Distúrbios podem ocorrer isoladamente, mas nada que ameace a democracia na América. Inclusive porque a democracia É a América. O país foi a primeira grande república moderna e, apesar de todos os percalços que sofreu, de todas as desigualdades que mancharam e mancham a sua história (e elas aumentaram fortemente no segundo mandato de Barack Obama), a sua alma é democrática, o seu sistema será sempre o capitalista e a liberdade de expressão será sempre absoluta. Em 1835, o francês Alexis de Tocqueville escreveu o clássico Da Democracia na América. Publicado trinta anos antes da Guerra de Secessão, o livro mostra a divisão entre os estados do Norte e do Sul e entre os partidos políticos que levariam à guerra civil. A polarização numa sociedade ainda escravocrata, meninos, era imensamente maior e mais violenta do que a apontada hoje por gente assustadiça.
Apesar de mostrar a divisão nos Estados Unidos, Alexis de Tocqueville não tinha dúvida de que estava se forjando na América do Norte uma sociedade com mentalidade inteiramente nova, sem a hierarquia social que imobilizava os países da Europa, e que viveria em efervescência constante, em debates contínuos. Foi o que se viu depois disso. Ora mais aparente, ora menos evidente, a polarização sempre existiu nos Estados Unidos. Mas, como notou Alexis de Tocqueville, trata-se de uma nação nas quais ricos e pobres repousam sobre o mesmo princípio:
“As paixões que agitam mais profundamente os americanos são as paixões comerciais e não as paixões políticas — ou melhor, eles transferem para a política os hábitos dos negócios. Eles amam a ordem, sem a qual os negócios não saberiam prosperar, e valorizam a regularidade moral, que é a base das boas casas; ele preferem o bom senso que cria as grandes fortunas ao gênio que frequentemente as dissipa, as ideias gerais assustam os seus espíritos acostumados aos cálculos positivos, e entre eles a prática é mais respeitada do que a teoria. É preciso ir à América para compreender a força que exerce o bem-estar material sobre as ações políticas e até sobre as próprias opiniões, que só estão submetidas à razão.”
A democracia na América experimentou vários solavancos internos e externos desde 1835: a Guerra de Secessão, o assassinato de Abraham Lincoln, as Guerras Mundiais, a Grande Depressão, a Guerra do Vietnã, o macartismo, a Crise dos Mísseis em Cuba, o assassinato de John Kennedy, a dura luta pelos direitos civis dos negros, Watergate, o atentado a Ronald Reagan, a Guerra do Golfo, os ataques terroristas em 2001, a crise financeira de 2008 e, agora, a pandemia. Mas os Estados Unidos jamais perderam ou perderão a sua essência democrática, porque ela é alma desse grande negócio que é o país.

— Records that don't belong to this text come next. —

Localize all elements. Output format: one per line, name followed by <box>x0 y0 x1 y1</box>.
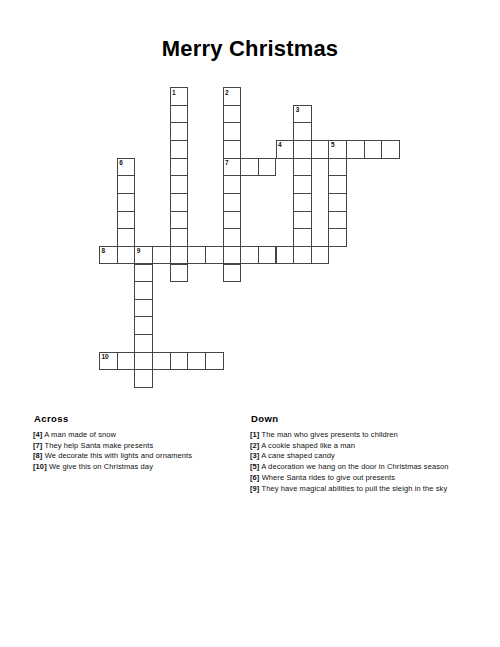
grid-cell-r6c11[interactable] <box>293 193 312 212</box>
grid-cell-r3c16[interactable] <box>381 140 400 159</box>
grid-cell-r3c14[interactable] <box>346 140 365 159</box>
clue-3: [3] A cane shaped candy <box>250 451 449 462</box>
clue-number-label: [1] <box>250 430 259 439</box>
clue-number-10: 10 <box>102 353 109 360</box>
grid-cell-r0c4[interactable]: 1 <box>170 87 189 106</box>
grid-cell-r3c11[interactable] <box>293 140 312 159</box>
grid-cell-r13c2[interactable] <box>134 316 153 335</box>
grid-cell-r4c1[interactable]: 6 <box>117 158 136 177</box>
grid-cell-r8c4[interactable] <box>170 228 189 247</box>
clue-number-4: 4 <box>278 141 282 148</box>
grid-cell-r4c11[interactable] <box>293 158 312 177</box>
grid-cell-r9c8[interactable] <box>240 246 259 265</box>
grid-cell-r1c11[interactable]: 3 <box>293 105 312 124</box>
grid-cell-r15c1[interactable] <box>117 352 136 371</box>
clue-9: [9] They have magical abilities to pull … <box>250 484 449 495</box>
down-clue-list: [1] The man who gives presents to childr… <box>250 430 449 494</box>
grid-cell-r15c5[interactable] <box>187 352 206 371</box>
clue-1: [1] The man who gives presents to childr… <box>250 430 449 441</box>
grid-cell-r9c7[interactable] <box>223 246 242 265</box>
clue-5: [5] A decoration we hang on the door in … <box>250 462 449 473</box>
clue-number-2: 2 <box>225 89 229 96</box>
across-header: Across <box>34 413 192 424</box>
grid-cell-r1c7[interactable] <box>223 105 242 124</box>
grid-cell-r15c3[interactable] <box>152 352 171 371</box>
grid-cell-r15c0[interactable]: 10 <box>99 352 118 371</box>
grid-cell-r8c13[interactable] <box>328 228 347 247</box>
grid-cell-r6c7[interactable] <box>223 193 242 212</box>
grid-cell-r9c12[interactable] <box>311 246 330 265</box>
down-clues-section: Down [1] The man who gives presents to c… <box>250 413 449 494</box>
grid-cell-r4c7[interactable]: 7 <box>223 158 242 177</box>
grid-cell-r4c9[interactable] <box>258 158 277 177</box>
grid-cell-r1c4[interactable] <box>170 105 189 124</box>
grid-cell-r7c13[interactable] <box>328 211 347 230</box>
grid-cell-r5c13[interactable] <box>328 175 347 194</box>
grid-cell-r7c7[interactable] <box>223 211 242 230</box>
clue-number-3: 3 <box>296 106 300 113</box>
grid-cell-r5c11[interactable] <box>293 175 312 194</box>
grid-cell-r7c1[interactable] <box>117 211 136 230</box>
grid-cell-r10c7[interactable] <box>223 264 242 283</box>
grid-cell-r15c2[interactable] <box>134 352 153 371</box>
grid-cell-r8c1[interactable] <box>117 228 136 247</box>
grid-cell-r9c10[interactable] <box>276 246 295 265</box>
page: Merry Christmas 12345678910 Across [4] A… <box>0 0 500 647</box>
clue-number-5: 5 <box>331 141 335 148</box>
down-header: Down <box>251 413 449 424</box>
grid-cell-r2c4[interactable] <box>170 122 189 141</box>
grid-cell-r9c6[interactable] <box>205 246 224 265</box>
grid-cell-r3c10[interactable]: 4 <box>276 140 295 159</box>
grid-cell-r5c7[interactable] <box>223 175 242 194</box>
across-clue-list: [4] A man made of snow[7] They help Sant… <box>33 430 192 473</box>
puzzle-title: Merry Christmas <box>0 36 500 62</box>
clue-8: [8] We decorate this with lights and orn… <box>33 451 192 462</box>
grid-cell-r0c7[interactable]: 2 <box>223 87 242 106</box>
grid-cell-r3c12[interactable] <box>311 140 330 159</box>
clue-10: [10] We give this on Christmas day <box>33 462 192 473</box>
clue-number-1: 1 <box>172 89 176 96</box>
clue-7: [7] They help Santa make presents <box>33 441 192 452</box>
grid-cell-r7c4[interactable] <box>170 211 189 230</box>
across-clues-section: Across [4] A man made of snow[7] They he… <box>33 413 192 473</box>
clue-number-label: [10] <box>33 462 47 471</box>
grid-cell-r4c13[interactable] <box>328 158 347 177</box>
clue-number-label: [5] <box>250 462 259 471</box>
grid-cell-r3c15[interactable] <box>364 140 383 159</box>
grid-cell-r10c2[interactable] <box>134 264 153 283</box>
grid-cell-r3c7[interactable] <box>223 140 242 159</box>
grid-cell-r6c1[interactable] <box>117 193 136 212</box>
grid-cell-r11c2[interactable] <box>134 281 153 300</box>
grid-cell-r6c4[interactable] <box>170 193 189 212</box>
grid-cell-r9c4[interactable] <box>170 246 189 265</box>
grid-cell-r14c2[interactable] <box>134 334 153 353</box>
grid-cell-r9c3[interactable] <box>152 246 171 265</box>
clue-number-label: [2] <box>250 441 259 450</box>
grid-cell-r9c9[interactable] <box>258 246 277 265</box>
grid-cell-r3c4[interactable] <box>170 140 189 159</box>
grid-cell-r3c13[interactable]: 5 <box>328 140 347 159</box>
clue-number-label: [9] <box>250 484 259 493</box>
clue-number-8: 8 <box>102 247 106 254</box>
clue-number-label: [4] <box>33 430 42 439</box>
clue-2: [2] A cookie shaped like a man <box>250 441 449 452</box>
grid-cell-r5c4[interactable] <box>170 175 189 194</box>
grid-cell-r8c11[interactable] <box>293 228 312 247</box>
grid-cell-r10c4[interactable] <box>170 264 189 283</box>
grid-cell-r9c1[interactable] <box>117 246 136 265</box>
clue-number-7: 7 <box>225 159 229 166</box>
clue-number-label: [7] <box>33 441 42 450</box>
clue-number-label: [8] <box>33 451 42 460</box>
clue-number-9: 9 <box>137 247 141 254</box>
clue-4: [4] A man made of snow <box>33 430 192 441</box>
grid-cell-r12c2[interactable] <box>134 299 153 318</box>
grid-cell-r2c7[interactable] <box>223 122 242 141</box>
grid-cell-r16c2[interactable] <box>134 369 153 388</box>
grid-cell-r15c4[interactable] <box>170 352 189 371</box>
grid-cell-r9c5[interactable] <box>187 246 206 265</box>
grid-cell-r15c6[interactable] <box>205 352 224 371</box>
clue-number-label: [3] <box>250 451 259 460</box>
grid-cell-r9c11[interactable] <box>293 246 312 265</box>
clue-6: [6] Where Santa rides to give out presen… <box>250 473 449 484</box>
clue-number-label: [6] <box>250 473 259 482</box>
grid-cell-r9c2[interactable]: 9 <box>134 246 153 265</box>
grid-cell-r2c11[interactable] <box>293 122 312 141</box>
grid-cell-r9c0[interactable]: 8 <box>99 246 118 265</box>
grid-cell-r4c4[interactable] <box>170 158 189 177</box>
grid-cell-r7c11[interactable] <box>293 211 312 230</box>
grid-cell-r4c8[interactable] <box>240 158 259 177</box>
grid-cell-r5c1[interactable] <box>117 175 136 194</box>
crossword-grid: 12345678910 <box>99 87 400 388</box>
grid-cell-r8c7[interactable] <box>223 228 242 247</box>
clue-number-6: 6 <box>119 159 123 166</box>
grid-cell-r6c13[interactable] <box>328 193 347 212</box>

Em conferência à Associação Americana de Jornais, em 1925, ao comentar o papel da imprensa numa sociedade baseada na livre-iniciativa, o então presidente Calvin Coolidge disse o seguinte:
“Afinal, o principal negócio do povo americano é fazer negócio. Eles estão profundamente preocupados em produzir, comprar, vender, investir e prosperar no mundo.”

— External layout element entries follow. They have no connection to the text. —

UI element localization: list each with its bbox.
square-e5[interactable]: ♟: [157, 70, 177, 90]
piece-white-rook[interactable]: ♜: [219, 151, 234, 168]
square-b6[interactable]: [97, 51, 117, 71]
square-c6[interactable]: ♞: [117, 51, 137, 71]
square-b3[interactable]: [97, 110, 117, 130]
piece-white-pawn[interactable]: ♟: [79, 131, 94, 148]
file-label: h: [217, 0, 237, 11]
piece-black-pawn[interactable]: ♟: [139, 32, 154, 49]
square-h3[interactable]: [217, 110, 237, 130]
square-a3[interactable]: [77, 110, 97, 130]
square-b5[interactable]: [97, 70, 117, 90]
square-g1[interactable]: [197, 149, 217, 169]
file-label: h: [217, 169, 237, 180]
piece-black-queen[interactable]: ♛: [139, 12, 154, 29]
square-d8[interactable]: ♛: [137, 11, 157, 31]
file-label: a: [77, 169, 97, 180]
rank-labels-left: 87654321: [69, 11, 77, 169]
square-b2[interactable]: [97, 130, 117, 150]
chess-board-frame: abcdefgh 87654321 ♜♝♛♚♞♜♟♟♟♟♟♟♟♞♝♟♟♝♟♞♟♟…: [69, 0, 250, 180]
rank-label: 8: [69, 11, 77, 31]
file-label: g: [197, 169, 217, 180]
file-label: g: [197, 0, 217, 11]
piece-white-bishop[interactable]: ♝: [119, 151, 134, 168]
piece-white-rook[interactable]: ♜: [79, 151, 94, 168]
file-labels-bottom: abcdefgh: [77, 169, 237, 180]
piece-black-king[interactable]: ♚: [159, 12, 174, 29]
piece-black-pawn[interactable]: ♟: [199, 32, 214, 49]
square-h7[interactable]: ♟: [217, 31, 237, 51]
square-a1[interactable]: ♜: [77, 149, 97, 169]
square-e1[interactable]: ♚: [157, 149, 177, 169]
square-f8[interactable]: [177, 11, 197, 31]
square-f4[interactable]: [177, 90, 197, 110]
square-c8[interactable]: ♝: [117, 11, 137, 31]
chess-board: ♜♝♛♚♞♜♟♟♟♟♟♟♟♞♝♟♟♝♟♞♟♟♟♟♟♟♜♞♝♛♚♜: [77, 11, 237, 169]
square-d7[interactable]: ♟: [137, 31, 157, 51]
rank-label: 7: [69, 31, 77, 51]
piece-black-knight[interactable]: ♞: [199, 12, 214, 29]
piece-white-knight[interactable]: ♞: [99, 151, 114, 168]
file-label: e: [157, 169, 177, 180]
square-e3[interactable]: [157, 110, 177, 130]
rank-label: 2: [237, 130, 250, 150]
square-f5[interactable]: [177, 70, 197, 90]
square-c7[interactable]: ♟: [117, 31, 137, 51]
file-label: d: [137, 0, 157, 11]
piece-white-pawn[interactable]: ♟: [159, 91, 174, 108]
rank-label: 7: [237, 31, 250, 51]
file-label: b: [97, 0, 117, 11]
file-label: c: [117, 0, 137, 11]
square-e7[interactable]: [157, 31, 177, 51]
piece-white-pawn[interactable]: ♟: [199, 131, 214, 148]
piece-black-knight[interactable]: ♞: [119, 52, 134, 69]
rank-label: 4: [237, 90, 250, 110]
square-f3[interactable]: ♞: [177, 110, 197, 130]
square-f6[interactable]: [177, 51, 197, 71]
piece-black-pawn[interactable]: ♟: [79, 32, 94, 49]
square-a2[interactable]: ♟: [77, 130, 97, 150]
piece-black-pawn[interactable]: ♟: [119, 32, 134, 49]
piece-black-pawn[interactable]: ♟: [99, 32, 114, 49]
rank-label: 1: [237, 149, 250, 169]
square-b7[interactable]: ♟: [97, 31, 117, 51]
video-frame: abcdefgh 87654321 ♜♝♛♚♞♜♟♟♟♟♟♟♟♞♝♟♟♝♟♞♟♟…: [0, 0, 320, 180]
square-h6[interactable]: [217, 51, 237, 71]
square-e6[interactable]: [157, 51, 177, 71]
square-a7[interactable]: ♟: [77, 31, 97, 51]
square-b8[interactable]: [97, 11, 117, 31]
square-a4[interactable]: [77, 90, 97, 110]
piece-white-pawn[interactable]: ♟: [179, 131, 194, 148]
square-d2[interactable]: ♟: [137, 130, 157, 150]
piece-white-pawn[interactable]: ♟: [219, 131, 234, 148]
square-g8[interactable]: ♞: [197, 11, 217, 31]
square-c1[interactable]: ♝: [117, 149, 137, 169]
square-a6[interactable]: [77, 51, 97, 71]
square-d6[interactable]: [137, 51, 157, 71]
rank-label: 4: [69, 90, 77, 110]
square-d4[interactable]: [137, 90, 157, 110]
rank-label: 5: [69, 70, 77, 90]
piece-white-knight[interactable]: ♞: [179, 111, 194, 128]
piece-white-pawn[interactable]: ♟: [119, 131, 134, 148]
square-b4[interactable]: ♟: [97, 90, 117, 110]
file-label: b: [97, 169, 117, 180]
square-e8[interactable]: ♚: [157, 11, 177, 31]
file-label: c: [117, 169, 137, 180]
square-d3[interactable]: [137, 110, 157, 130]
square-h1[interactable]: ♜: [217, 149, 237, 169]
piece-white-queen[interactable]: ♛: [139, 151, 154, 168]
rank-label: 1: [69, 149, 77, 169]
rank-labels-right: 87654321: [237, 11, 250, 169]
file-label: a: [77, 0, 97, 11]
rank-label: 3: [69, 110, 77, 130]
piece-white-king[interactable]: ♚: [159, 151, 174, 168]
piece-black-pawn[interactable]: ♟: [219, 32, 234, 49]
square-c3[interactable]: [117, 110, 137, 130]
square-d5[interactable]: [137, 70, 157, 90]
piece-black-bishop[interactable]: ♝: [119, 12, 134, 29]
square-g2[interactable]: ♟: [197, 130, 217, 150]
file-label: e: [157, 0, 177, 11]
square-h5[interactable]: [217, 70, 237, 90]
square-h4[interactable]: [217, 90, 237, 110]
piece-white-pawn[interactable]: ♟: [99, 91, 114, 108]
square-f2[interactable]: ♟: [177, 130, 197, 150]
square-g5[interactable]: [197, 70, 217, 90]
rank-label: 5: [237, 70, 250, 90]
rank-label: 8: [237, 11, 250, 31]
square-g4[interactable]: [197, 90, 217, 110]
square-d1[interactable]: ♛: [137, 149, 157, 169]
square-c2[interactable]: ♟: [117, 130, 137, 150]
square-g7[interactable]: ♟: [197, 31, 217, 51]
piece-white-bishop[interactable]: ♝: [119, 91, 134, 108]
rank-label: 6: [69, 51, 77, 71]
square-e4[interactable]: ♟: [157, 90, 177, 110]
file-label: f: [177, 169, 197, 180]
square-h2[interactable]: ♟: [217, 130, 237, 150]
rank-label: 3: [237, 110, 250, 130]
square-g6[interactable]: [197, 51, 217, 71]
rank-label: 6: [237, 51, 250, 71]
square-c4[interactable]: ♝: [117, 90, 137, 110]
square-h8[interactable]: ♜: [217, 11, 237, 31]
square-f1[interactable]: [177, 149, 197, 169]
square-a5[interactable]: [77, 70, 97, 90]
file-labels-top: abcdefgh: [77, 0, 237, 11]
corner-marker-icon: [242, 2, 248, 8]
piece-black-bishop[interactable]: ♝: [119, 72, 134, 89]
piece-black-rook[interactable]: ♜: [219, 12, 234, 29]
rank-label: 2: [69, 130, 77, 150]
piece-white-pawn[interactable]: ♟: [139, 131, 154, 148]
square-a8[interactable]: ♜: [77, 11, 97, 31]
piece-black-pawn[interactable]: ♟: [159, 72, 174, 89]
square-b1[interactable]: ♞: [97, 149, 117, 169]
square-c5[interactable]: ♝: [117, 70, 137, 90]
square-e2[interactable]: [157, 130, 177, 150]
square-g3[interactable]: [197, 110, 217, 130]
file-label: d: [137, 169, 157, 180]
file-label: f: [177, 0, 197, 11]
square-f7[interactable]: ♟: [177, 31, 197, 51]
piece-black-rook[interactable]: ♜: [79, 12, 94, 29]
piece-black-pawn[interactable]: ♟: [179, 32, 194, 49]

Em resumo, o país jamais será socialista, como quer fazer crer Trump, e jamais será uma ditadura de direita, como sugerem os democratas, porque o capitalismo americano não suportaria as amarras de um regime autoritário. A democracia surgida em 1776 vive em ebulição permanente e o atual discurso apocalíptico não passa de estridência. Como tal, é incapaz de romper o contrato nacional que fundou a mais poderosa e rica nação da Terra. São os Estados Unidos, seu estúpido.